As young Bailey and Maya grew to the age of eight and seven,
they were suddenly and without explanation driven from Sparks to St. Louis to
live with their mother and her boyfriend, Mr. Freeman. This change in place and
culture was severely dislocating for the children. It was further compounded as
the two young people had to re-assess the idyllic vision each had of their
absent father and mother for the new, now visible reality. Their father was a
flashy, charming rascal that worked as a dietician in the Navy and later as a
doorman – but never displayed the firm control of his behavior demanded by his
mother (Momma to the two children) that she required of young Bailey and Maya.
And their mother, Vivian turned out to be a local beauty though trained as a
nurse, made her way in life as a card dealer and ran with a very rough crowd –
a crowd that included her three brothers. After living for a year with Vivian
and Mr. Freeman, Maya was sexually molested and later raped by Mr. Freeman.

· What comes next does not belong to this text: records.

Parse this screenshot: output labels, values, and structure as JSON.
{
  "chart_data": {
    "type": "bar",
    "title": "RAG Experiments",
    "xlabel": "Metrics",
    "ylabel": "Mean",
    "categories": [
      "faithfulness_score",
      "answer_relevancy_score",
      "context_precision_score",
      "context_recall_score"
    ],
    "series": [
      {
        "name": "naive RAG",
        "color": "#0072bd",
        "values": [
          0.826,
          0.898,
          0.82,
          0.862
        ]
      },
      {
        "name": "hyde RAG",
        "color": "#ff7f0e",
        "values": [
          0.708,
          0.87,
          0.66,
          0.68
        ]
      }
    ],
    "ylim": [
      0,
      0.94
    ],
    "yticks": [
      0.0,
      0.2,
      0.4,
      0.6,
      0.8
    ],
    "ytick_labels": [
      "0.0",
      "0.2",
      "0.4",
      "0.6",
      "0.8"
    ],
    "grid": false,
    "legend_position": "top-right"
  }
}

This low point in Maya’s life is actually the highpoint, though a painful one
to read within the book. Maya Angelou uses language to describe her absolute
ignorance as to what was taking place to her eight year old body. Her mind was
so confused, she believed she was finally getting the emotional love that she
yearned for from her natural father when Mr. Freeman would hug her following
her molestation. Her young mind was so lost from the reality of her situation,
that when he actually raped her and caused her so much pain and physical damage
that she had to be hospitalized, she still never understood that she was being
violated and not loved. Later when Mr. Freeman’s guilt was exposed and he was
murdered (presumably by her rough uncles), she blamed herself. She concluded
her voice could kill, and she refrained from speaking for five years.
“Caged Bird” is written with such fluid prose that it can be
read and enjoyed just for the language. But it contains such vivid insight into
the world of the Black American during the depression that it is an excellent
tool to teach about understanding on a deeply personal level how one of a
different race experiences life. It can be read for the personal details of
young Maya Angelou, but written within the context of the story is a history
and an explanation for the Black experience in modern America. Maya Angelou
gives a clear interpretation of the book’s title in her 1983 poem’s (Caged Bird)
final stanza:
The caged bird sings/ with a fearful trill/ of things
unknown/ but longed for still/ and his time is heard/ on the distant hill/ for
the caged bird/ sings of freedom
How ironic then, that a country that prides itself on
declaring its best virtue is its freedom, when over one tenth of its people is
still crying out for their freedom. A freedom that goes well beyond simply
saying we are free, but one where young Black men can go to the store to buy
some candy and not expect to be shot by a vigilante, or a child with a toy gun
won’t be killed by a local policeman, or if running won’t be shot in the back
by yet another policeman, or left to die in the back of a police van. When it
stops being open season on young Black men, young men guilty of nothing more
than being Black, then we will have taken one step towards that freedom we so
frequently proclaim that is here in America for all – when the truth of the
matter is, that it here for only part of our society. Let’s take the even
smaller step and at least be honest about the nature of our freedom.